Compute reverse postorder in G_r
Run DFS in G, visiting unmarked vertices in reverse postorder of G_r
- If there is no edge pointing from one to the next in the order, they are in different strong components.
Related problems:
In a directed graph, find minimum number of points that can traverse to all vertices in the graph
Summary
Single-source reachability in a digraph | DFS |
---|---|
Topological sort | DFS |
Strong components in a digraph | Kosarau-Sharir DFS (twice) |
Exercises
1 Shortest directed cycle.
Given a digraph G, design an efficient algorithm to find a directed cycle with the minimum number of edges (or report that the graph is acyclic). The running time of your algorithm should be at most proportional to V(E+V)and use space proportional to E+V, where V is the number of vertices and E is the number of edges.
2 Hamiltonian path in a DAG.
Given a directed acyclic graph, design a linear-time algorithm to determine whether it has a Hamiltonian path (a simple path that visits every vertex), and if so, find one.

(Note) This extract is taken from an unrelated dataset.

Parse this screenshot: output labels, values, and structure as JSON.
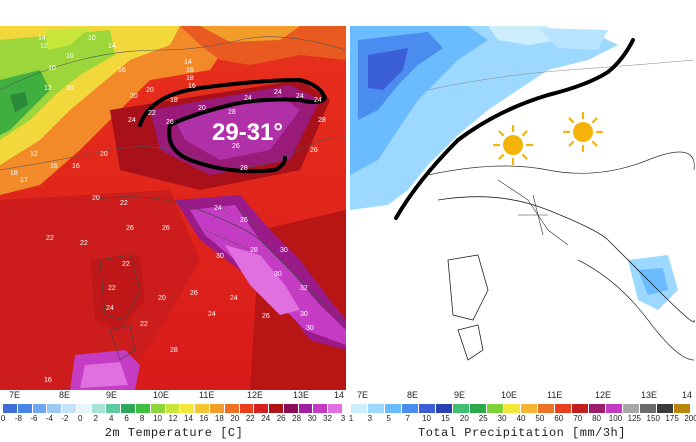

Solution: Compute a topological sort and check if there is an edge between each consecutive pair of vertices in the topological order.
3 Reachable vertex.
1) DAG: Design a linear-time algorithm to determine whether a DAG has a vertex that is reachable from every other vertex, and if so, find one.
Solution: Compute the outdegree of each vertex.If the DAG exactly one vertex v with outdegree 0, then it is reachable from every other vertex. i.e. the last node in the topological order
2) Digraph: Design a linear-time algorithm to determine whether a digraph has a vertex that is reachable from every other vertex, and if so, find one.